Canal del Congreso
- Country: Mexico
- Broadcast area: Mexico

Programming
- Language: Spanish

Ownership
- Owner: Congress of the Union

History
- Launched: 18 March 1998

Links
- Website: www.canaldelcongreso.gob.mx

Availability

Terrestrial
- XHHCU-TDT: 45.1 (Mexico City)
- Some SPR transmitters: 45.1

= Canal del Congreso =

Mexican congressional proceedings TV channel

The Canal de Televisión del Congreso de los Estados Unidos Mexicanos (Television Channel of the Congress of the United Mexican States), shortened to Canal del Congreso (Congress Channel), is a television channel in Mexico that broadcasts the sessions of both houses of the Congress of the Union. It is available on all Mexican cable and satellite systems, as well as over-the-air in Mexico City on digital television station XHHCU-TDT channel 45.

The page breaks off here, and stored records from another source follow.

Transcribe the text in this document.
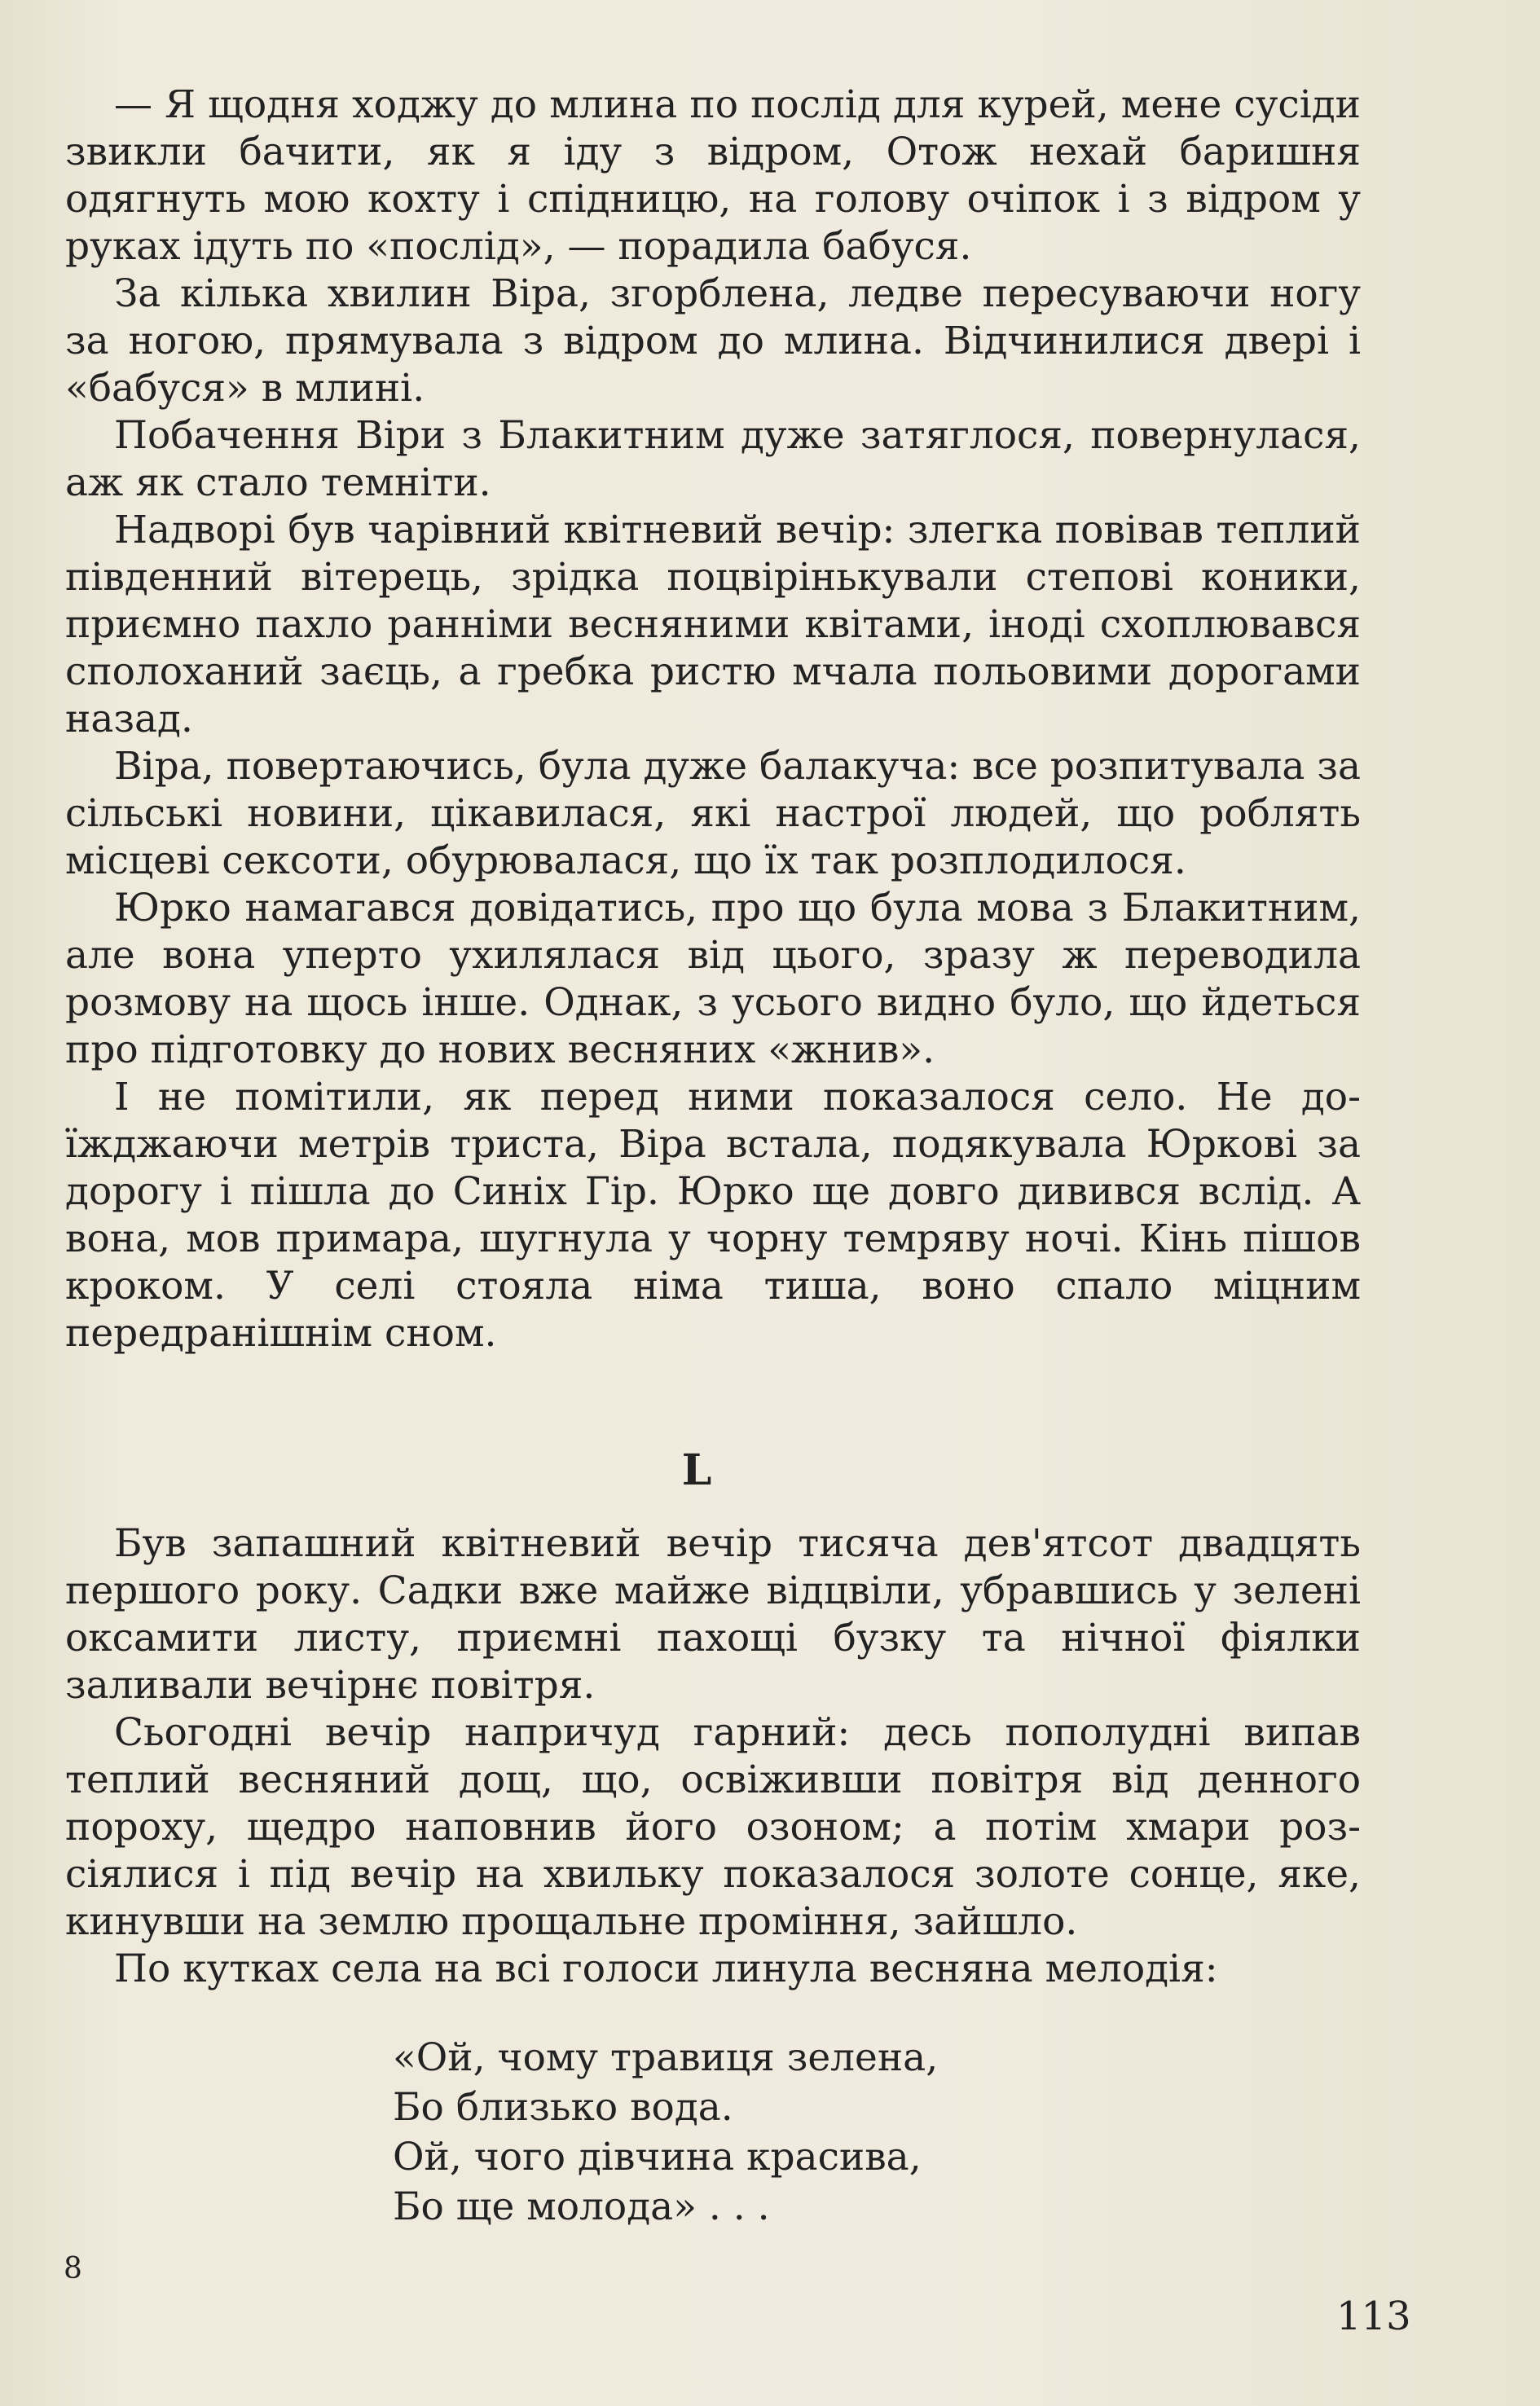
— Я щодня ходжу до млина по послід для курей, мене сусіди звикли бачити, як я іду з відром, Отож нехай баришня одягнуть мою кохту і спідницю, на голову очіпок і з відром у руках ідуть по «послід», — порадила бабуся.

За кілька хвилин Віра, згорблена, ледве пересуваючи ногу за ногою, прямувала з відром до млина. Відчинилися двері і «бабуся» в млині.

Побачення Віри з Блакитним дуже затяглося, повернулася, аж як стало темніти.

Надворі був чарівний квітневий вечір: злегка повівав теплий південний вітерець, зрідка поцвірінькували степові коники, приємно пахло ранніми весняними квітами, іноді схоплювався сполоханий заєць, а гребка ристю мчала польовими дорогами назад.

Віра, повертаючись, була дуже балакуча: все розпитувала за сільські новини, цікавилася, які настрої людей, що роблять місцеві сексоти, обурювалася, що їх так розплодилося.

Юрко намагався довідатись, про що була мова з Блакитним, але вона уперто ухилялася від цього, зразу ж переводила розмову на щось інше. Однак, з усього видно було, що йдеться про підготовку до нових весняних «жнив».

І не помітили, як перед ними показалося село. Не доїжджаючи метрів триста, Віра встала, подякувала Юркові за дорогу і пішла до Синіх Гір. Юрко ще довго дивився вслід. А вона, мов примара, шугнула у чорну темряву ночі. Кінь пішов кроком. У селі стояла німа тиша, воно спало міцним передранішнім сном.

L

Був запашний квітневий вечір тисяча дев'ятсот двадцять першого року. Садки вже майже відцвіли, убравшись у зелені оксамити листу, приємні пахощі бузку та нічної фіялки заливали вечірнє повітря.

Сьогодні вечір напричуд гарний: десь пополудні випав теплий весняний дощ, що, освіживши повітря від денного пороху, щедро наповнив його озоном; а потім хмари розсіялися і під вечір на хвильку показалося золоте сонце, яке, кинувши на землю прощальне проміння, зайшло.

По кутках села на всі голоси линула весняна мелодія:

«Ой, чому травиця зелена,
Бо близько вода.
Ой, чого дівчина красива,
Бо ще молода» . . .
8
113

Created in 1998 under the LVII Legislature of the Mexican Congress, the Canal del Congreso broadcasts its congressional programming as well as other politically oriented programs. It has studio facilities in both the Chamber of Deputies and the Senate, and it is governed by a bicameral commission (Comisión Bicameral del Canal de Television del Congreso de la Unión).

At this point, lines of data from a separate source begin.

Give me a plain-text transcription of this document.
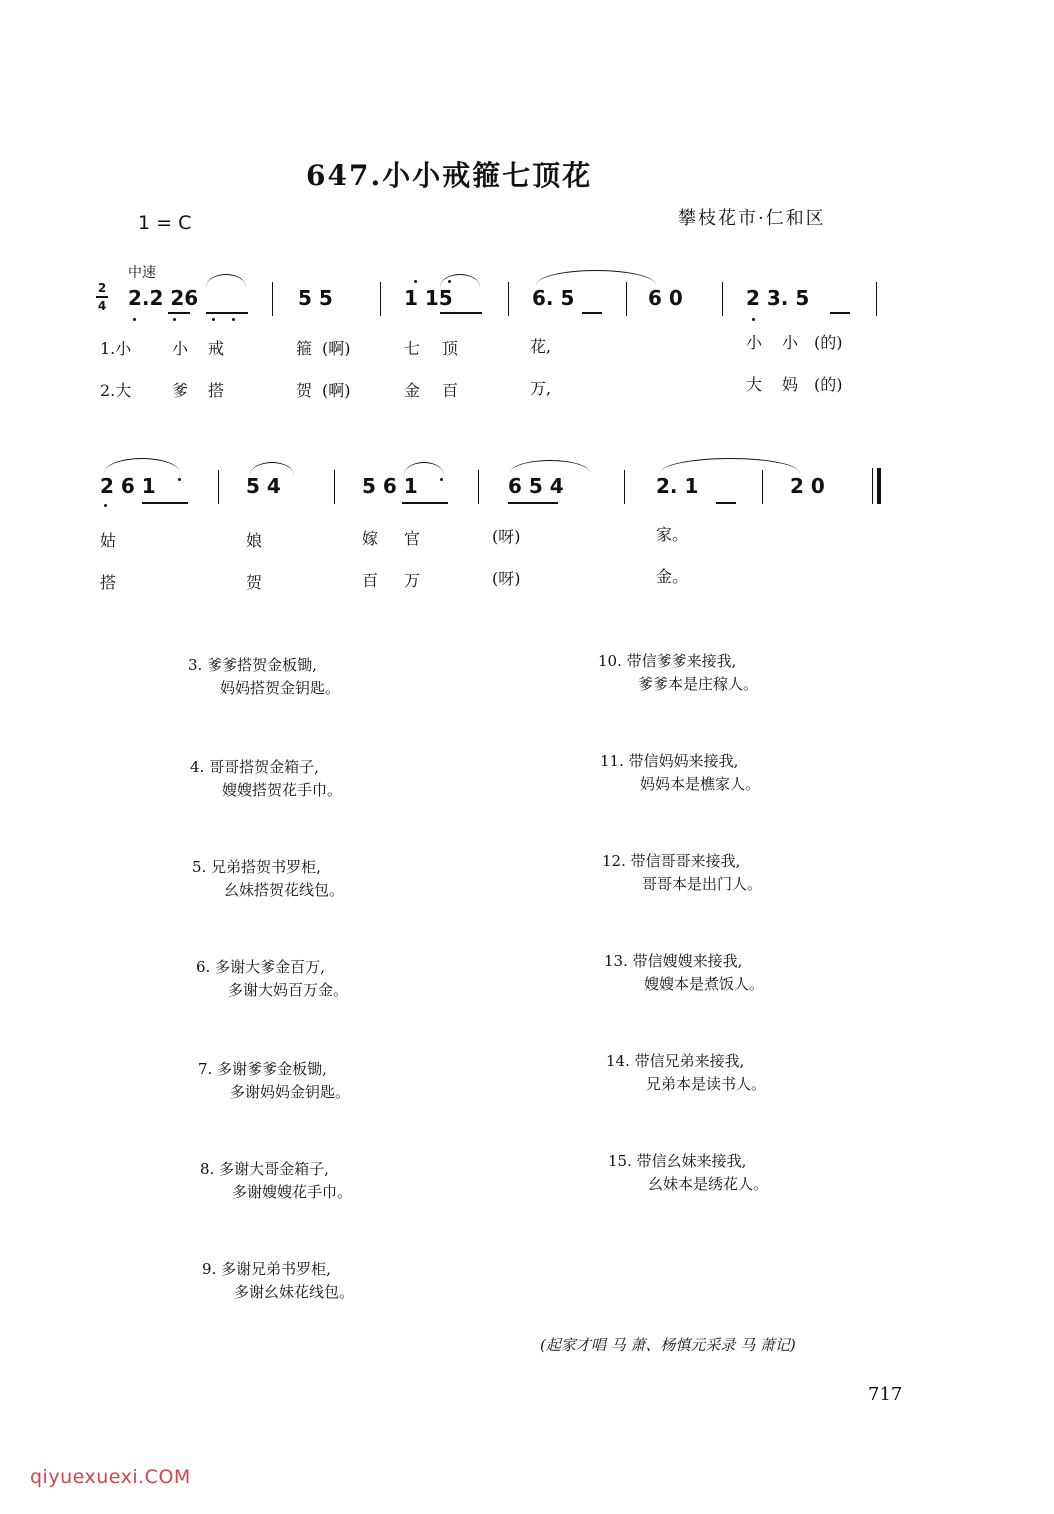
647.小小戒箍七顶花
1 = C	攀枝花市·仁和区
中速
2
4 2.2 26	5 5	1 15	6. 5	6 0	2 3. 5
1.小	小 戒	箍 (啊)	七 顶	花,	小 小 (的)
2.大	爹 搭	贺 (啊)	金 百	万,	大 妈 (的)
2 6 1	5 4	5 6 1	6 5 4	2. 1	2 0
姑	娘	嫁 官	(呀)	家。
搭	贺	百 万	(呀)	金。
3. 爹爹搭贺金板锄,
妈妈搭贺金钥匙。
4. 哥哥搭贺金箱子,
嫂嫂搭贺花手巾。
5. 兄弟搭贺书罗柜,
幺妹搭贺花线包。
6. 多谢大爹金百万,
多谢大妈百万金。
7. 多谢爹爹金板锄,
多谢妈妈金钥匙。
8. 多谢大哥金箱子,
多谢嫂嫂花手巾。
9. 多谢兄弟书罗柜,
多谢幺妹花线包。
10. 带信爹爹来接我,
爹爹本是庄稼人。
11. 带信妈妈来接我,
妈妈本是樵家人。
12. 带信哥哥来接我,
哥哥本是出门人。
13. 带信嫂嫂来接我,
嫂嫂本是煮饭人。
14. 带信兄弟来接我,
兄弟本是读书人。
15. 带信幺妹来接我,
幺妹本是绣花人。
(起家才唱 马 萧、杨慎元采录 马 萧记)
717
qiyuexuexi.COM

In 2000, it began full-time transmissions on cable systems, expanding to satellite in 2001. At the beginning of the LVIII Legislature of the Mexican Congress, the Bicameral Commission worked to achieve a milestone for the channel: the Comisión Federal de Telecomunicaciones, then the television regulator in the country, required all cable systems to carry it. On March 10, 2010, Cofetel awarded it a concession to start XHHCU-TDT, a digital-only station broadcasting from Cerro del Chiquihuite, to carry the Canal del Congreso signal over the air in Mexico City. Channel 45 went on air on June 24, 2010.

In 2013, the channel's director general, Leticia Salas Torres, stated that she wishes to expand Canal del Congreso's over-the-air reach outside Mexico City. The first step in this process was Canal del Congreso's addition to ten transmitters of the Sistema Público de Radiodifusión del Estado Mexicano (SPR) in 2016. The SPR transmitters that carry Canal del Congreso use PSIP to display it on television receivers as channel 45.1.